Scotland: I said yesterday that I thought it would be a mistake for Scotland to declare independence. That view is based solely on economics, primarily currency economics. The problem is that the UK has ruled out a currency union with Scotland. That means if the new country keeps the pound, as its leaders have said it would, it would simply be a passive taker of UK monetary policy. So if everything goes right, they would find their monetary policy determined for them in London without their having any say in the matter. And as we’ve learned from the Eurozone crisis, countries with similar monetary policies have to have similar fiscal policies. In sum, they would cede control of the major levers of their economy in return for..what? A flag? A seat at the UN? And if things didn’t go well for them, if for example Spain vetoed their joining the EU: disaster.

A “yes” vote would also have grave implications for the Eurozone. It would make it more likely that Britain withdraws from the EU after the referendum in 2017. It would also encourage other independence-minded areas, such as Catalonia in Spain, to pursue their dream. And if Scottish voters can decide to leave a 300-year-old union, then disgruntled voters throughout the region may be encouraged to leave the much-younger Eurozone. Just look at the increased votes that anti-establishment parties got over the weekend in both Sweden and Germany. Indeed, it may not be too much to say that a “yes” vote could start people around the world reconsidering just what the role of the nation-state is nowadays and whether they are best served as part of a larger group or whether they should rely more on their tribal group.

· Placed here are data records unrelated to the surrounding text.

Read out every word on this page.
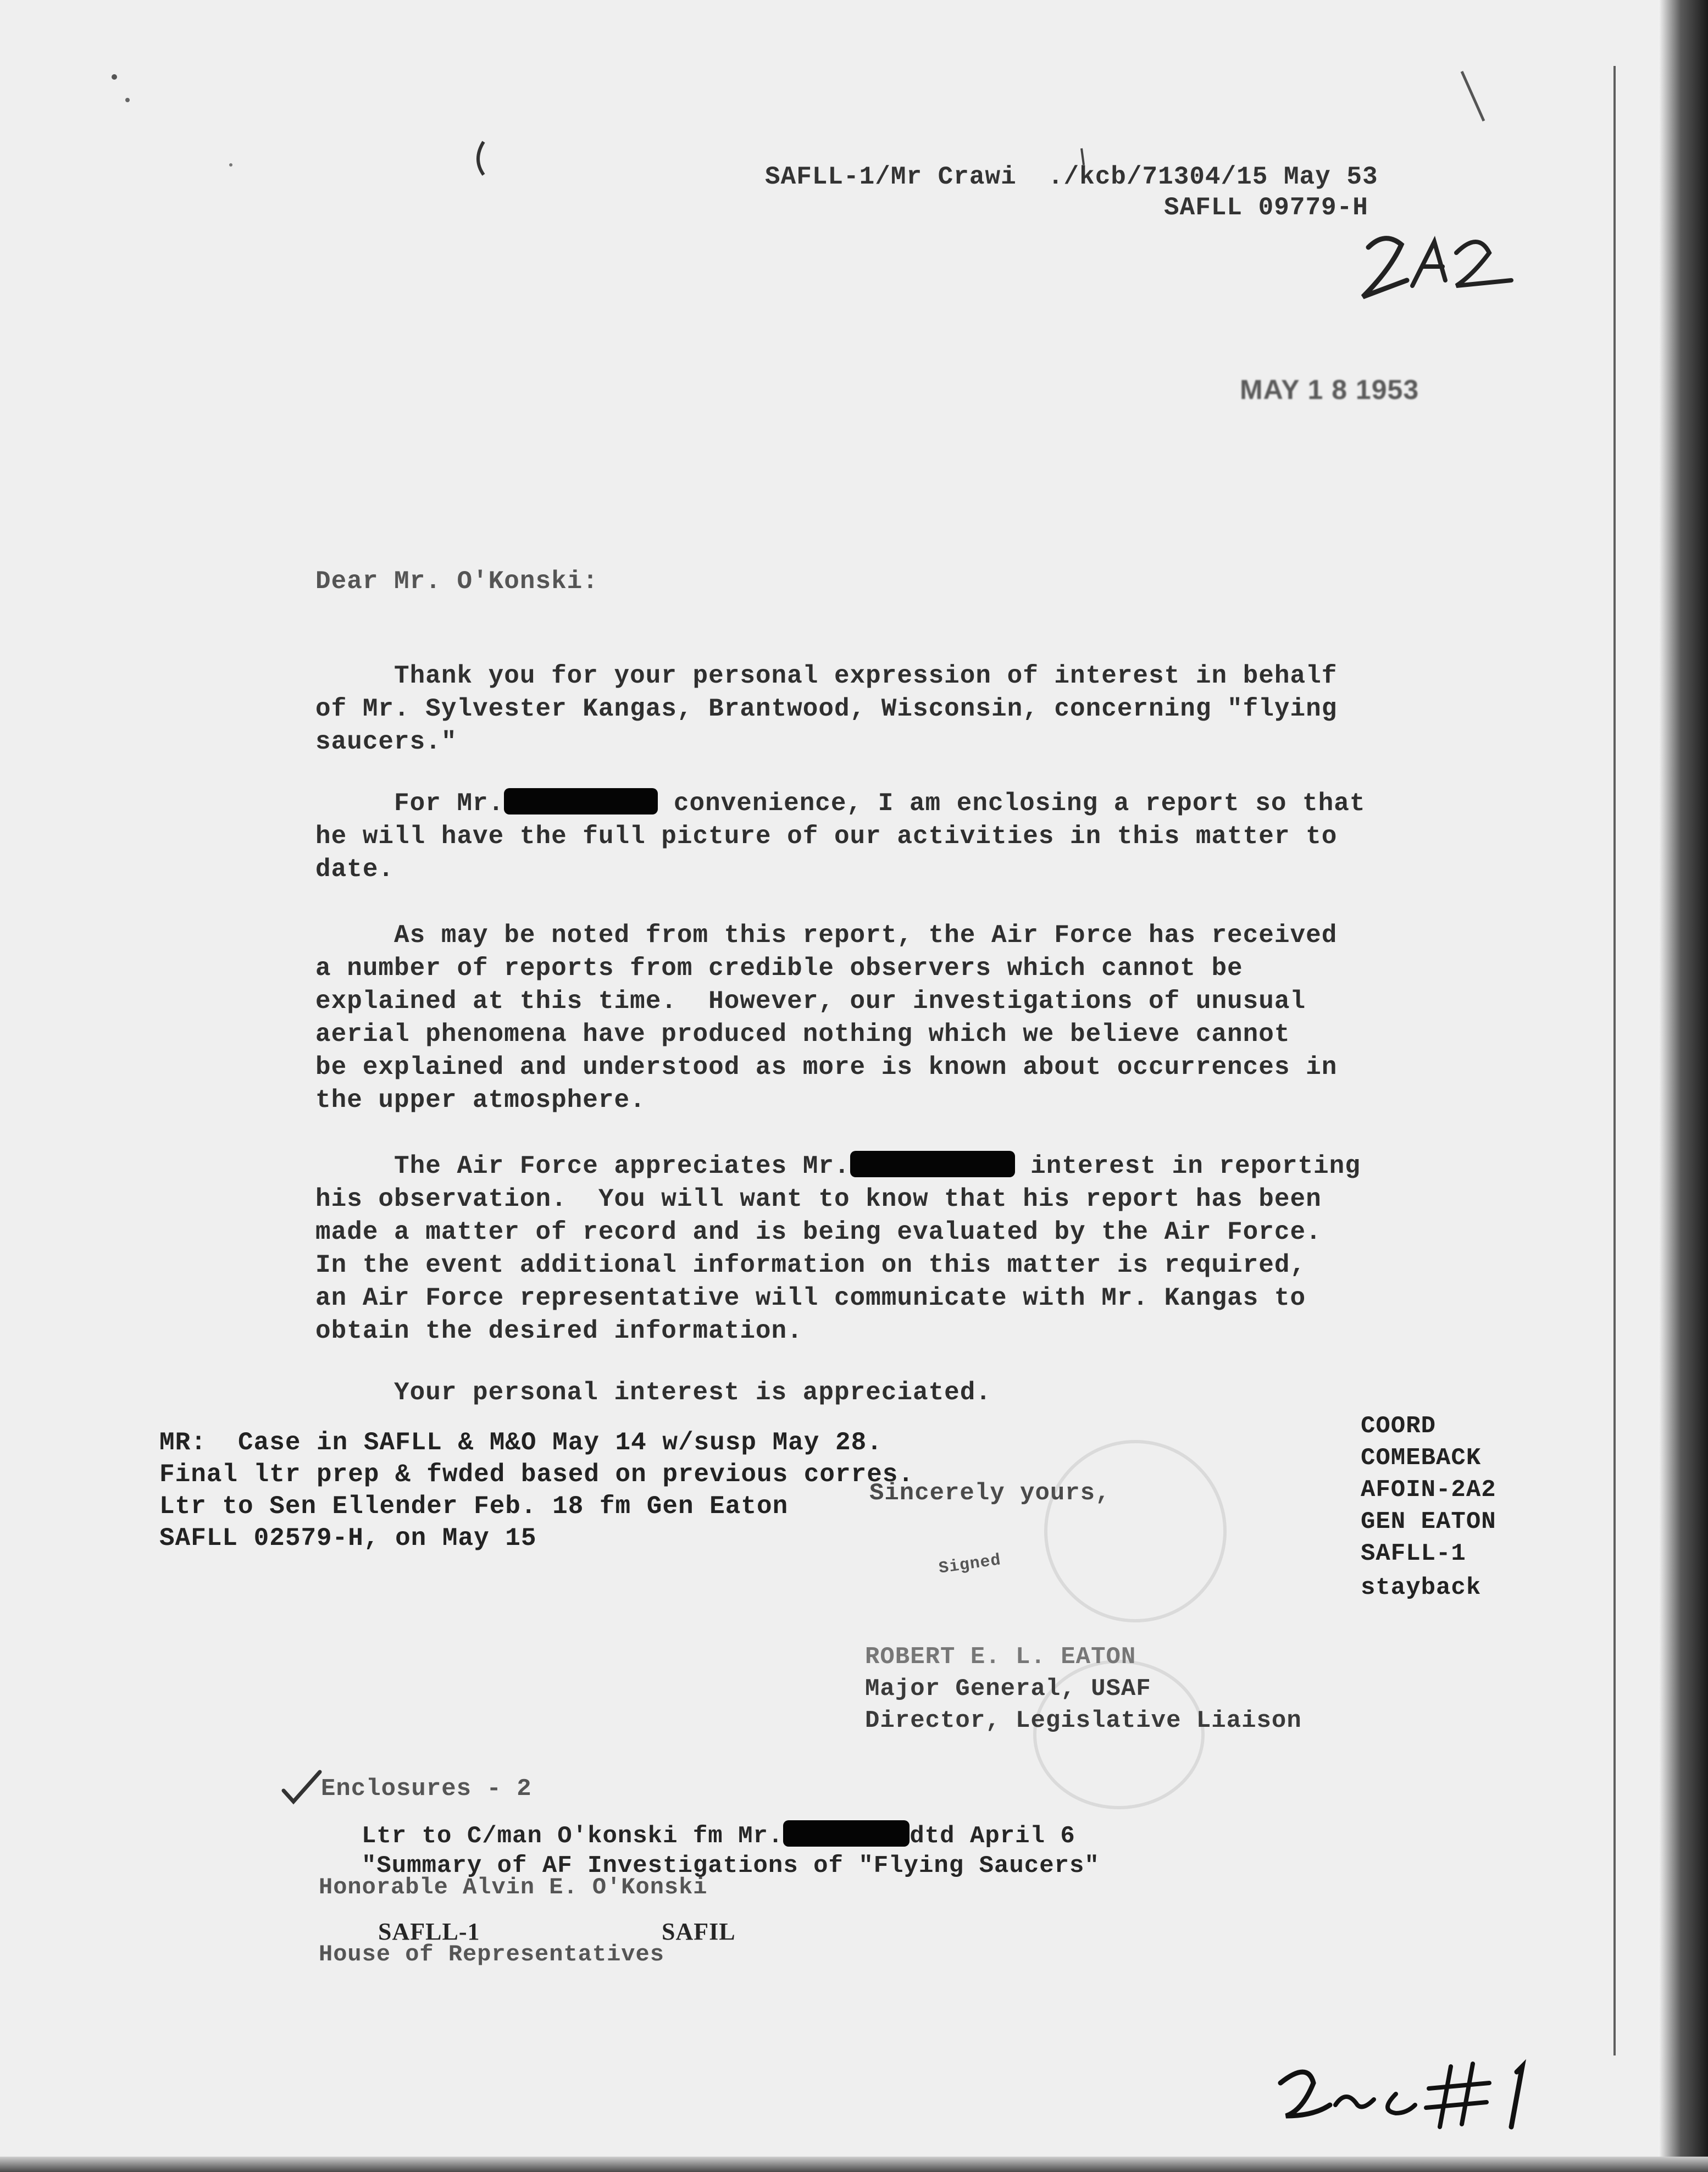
SAFLL-1/Mr Crawi  ./kcb/71304/15 May 53
SAFLL 09779-H
MAY 1 8 1953
Dear Mr. O'Konski:
Thank you for your personal expression of interest in behalf
of Mr. Sylvester Kangas, Brantwood, Wisconsin, concerning "flying
saucers."
For Mr.	convenience, I am enclosing a report so that
he will have the full picture of our activities in this matter to
date.
As may be noted from this report, the Air Force has received
a number of reports from credible observers which cannot be
explained at this time.  However, our investigations of unusual
aerial phenomena have produced nothing which we believe cannot
be explained and understood as more is known about occurrences in
the upper atmosphere.
The Air Force appreciates Mr.	interest in reporting
his observation.  You will want to know that his report has been
made a matter of record and is being evaluated by the Air Force.
In the event additional information on this matter is required,
an Air Force representative will communicate with Mr. Kangas to
obtain the desired information.
Your personal interest is appreciated.
MR:  Case in SAFLL & M&O May 14 w/susp May 28.
Final ltr prep & fwded based on previous corres.
Ltr to Sen Ellender Feb. 18 fm Gen Eaton
SAFLL 02579-H, on May 15
Sincerely yours,
Signed
COORD
COMEBACK
AFOIN-2A2
GEN EATON
SAFLL-1
stayback
ROBERT E. L. EATON
Major General, USAF
Director, Legislative Liaison
Enclosures - 2
Ltr to C/man O'konski fm Mr.	dtd April 6
"Summary of AF Investigations of "Flying Saucers"
Honorable Alvin E. O'Konski
House of Representatives
SAFLL-1	SAFIL
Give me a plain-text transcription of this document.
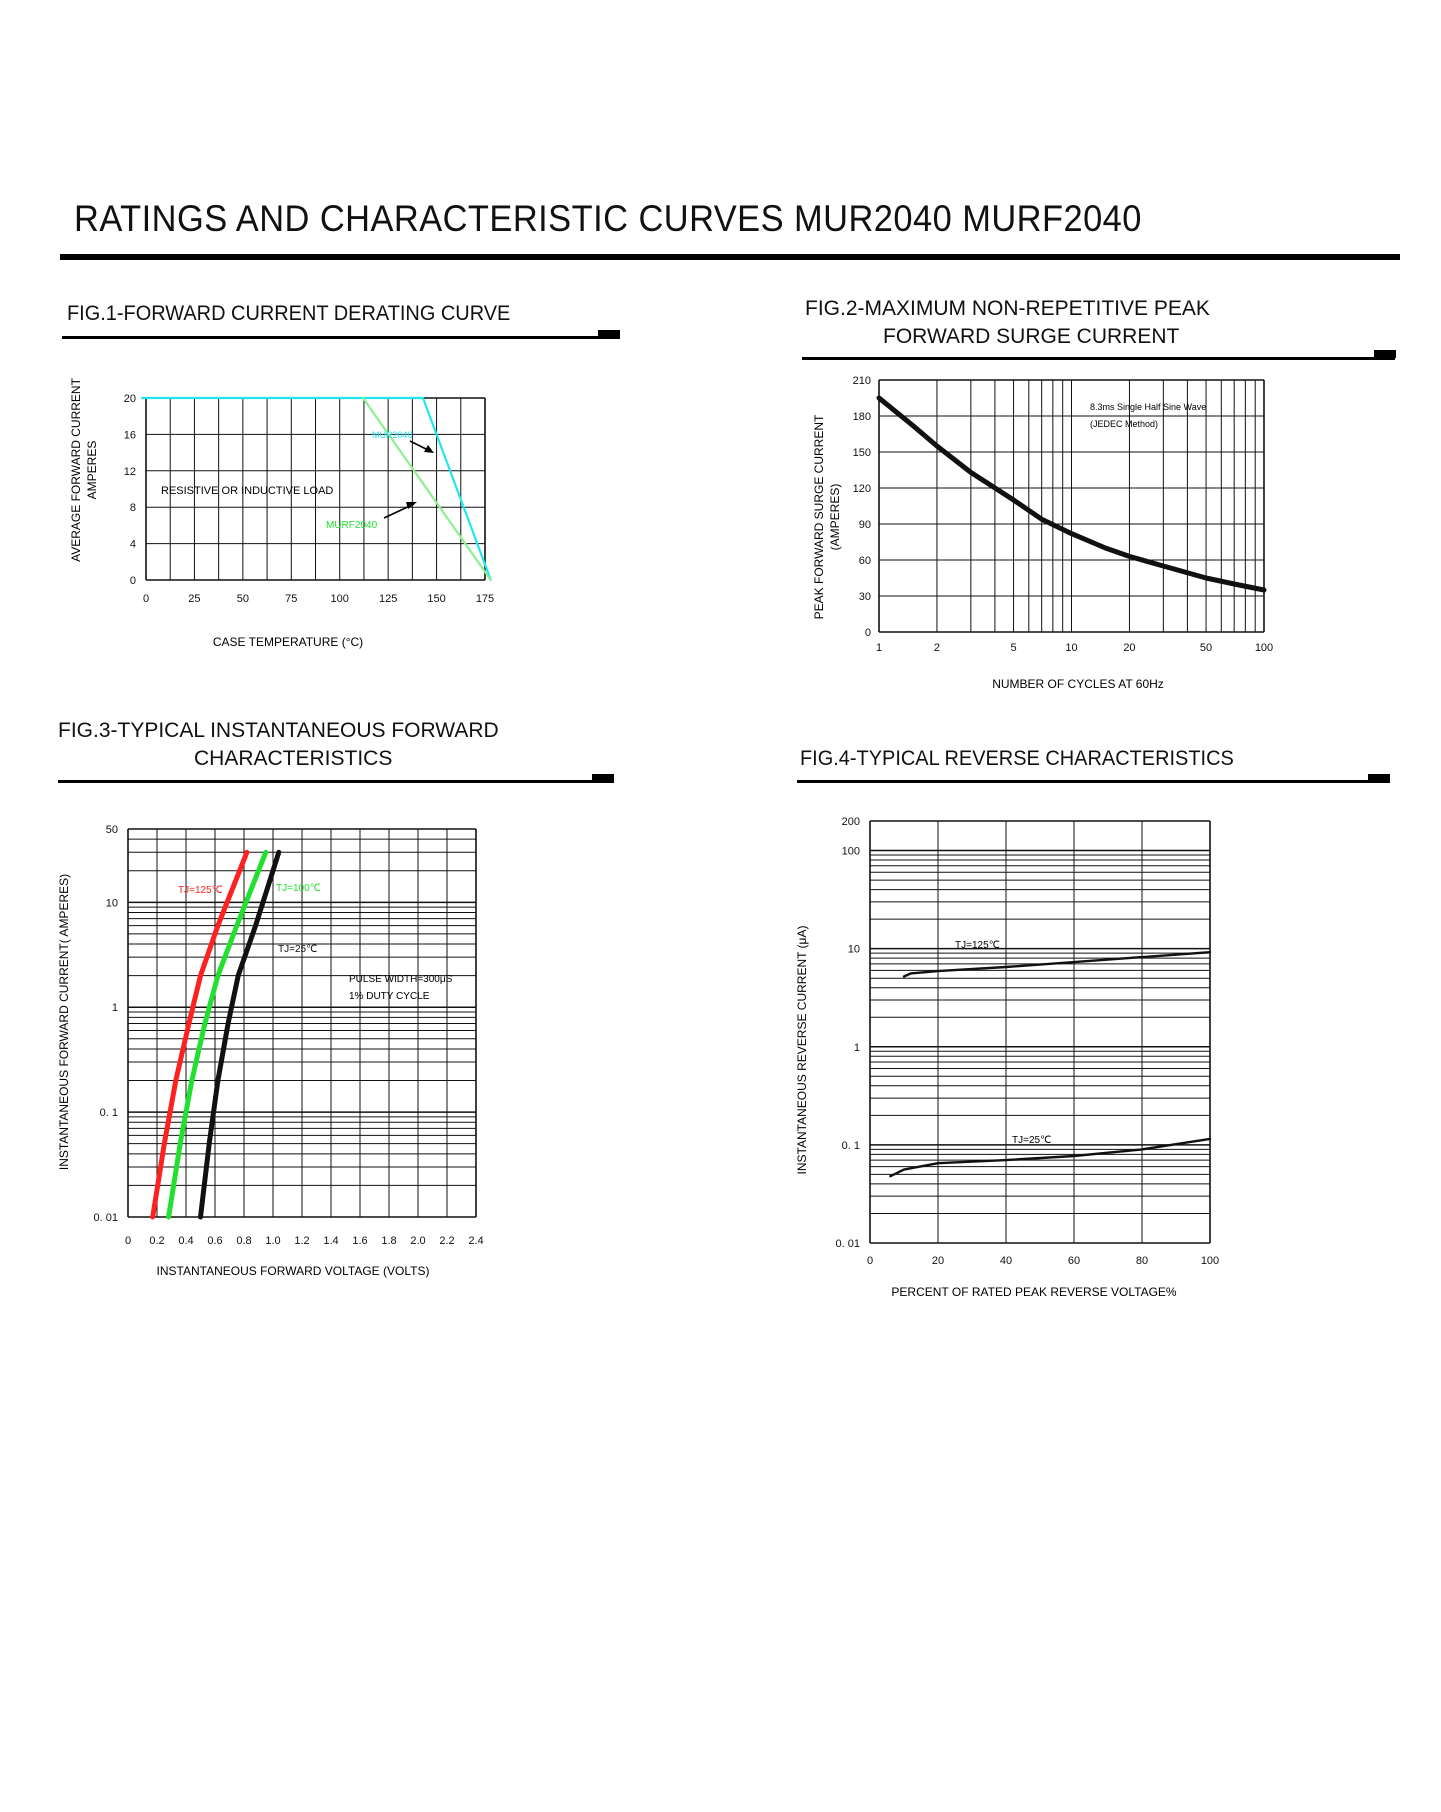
RATINGS AND CHARACTERISTIC CURVES MUR2040 MURF2040
FIG.1-FORWARD CURRENT DERATING CURVE	FIG.2-MAXIMUM NON-REPETITIVE PEAK
FORWARD SURGE CURRENT
FIG.3-TYPICAL INSTANTANEOUS FORWARD
CHARACTERISTICS	FIG.4-TYPICAL REVERSE CHARACTERISTICS
0	25	50	75	100	125	150	175
0
4
8
12
16
20
AVERAGE FORWARD CURRENT AMPERES
CASE TEMPERATURE (°C)
RESISTIVE OR INDUCTIVE LOAD
MUR2040
MURF2040
1	2	5	10	20	50	100
0
30
60
90
120
150
180
210
PEAK FORWARD SURGE CURRENT (AMPERES)
NUMBER OF CYCLES AT 60Hz
8.3ms Single Half Sine Wave
(JEDEC Method)
0 0.2 0.4 0.6 0.8 1.0 1.2 1.4 1.6 1.8 2.0 2.2 2.4
0. 01
0. 1
1
10
50
INSTANTANEOUS FORWARD CURRENT( AMPERES)
INSTANTANEOUS FORWARD VOLTAGE (VOLTS)
PULSE WIDTH=300μS
1% DUTY CYCLE
TJ=125℃	TJ=100℃
TJ=25℃
0	20	40	60	80	100
0. 01
0. 1
1
10
100
200
INSTANTANEOUS REVERSE CURRENT (μA)
PERCENT OF RATED PEAK REVERSE VOLTAGE%
TJ=125℃
TJ=25℃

Calling Kerala?

Australia: The Reserve Bank of Australia (RBA) released the minutes of its September policy meeting. There was no change in its assessment of the currency (”above most estimates of its fundamental value, particularly given the declines in key commodity prices”) and so there was little impact on AUD.

Today: The German ZEW survey for September is the main indicator due out during the European day. The current situation and the expectations indices are both expected to decline, reflecting the impact of the Russian tit-for-tat sanctions and the high degree of uncertainty and geopolitical risks faced by the region. That could put downward pressure on EUR/USD.

In the UK, the forecast for the August CPI is for the inflation rate to slow to 1.5% yoy from 1.6% yoy, a low level last seen in May and before that, in 2009. The slowdown in inflation would likely keep the GBP under selling pressure before the Sept. 18 Scotland’s independence referendum as it makes a rate hike somewhat less likely.

From the US, we get PPI for August and from Canada, manufacturing sales for July are coming out.

We have three speakers on Tuesday’s agenda. Bank of Japan Governor Haruhiko Kuroda, ECB Governing Council member Erkki Liikanen and Bank of Canada Governor Stephen Poloz speak. Poloz’s speech could be market-affecting. His topic is “The role of a floating exchange rate in the Canadian economy and in the Bank’s policy framework” and the speech is followed by a press conference.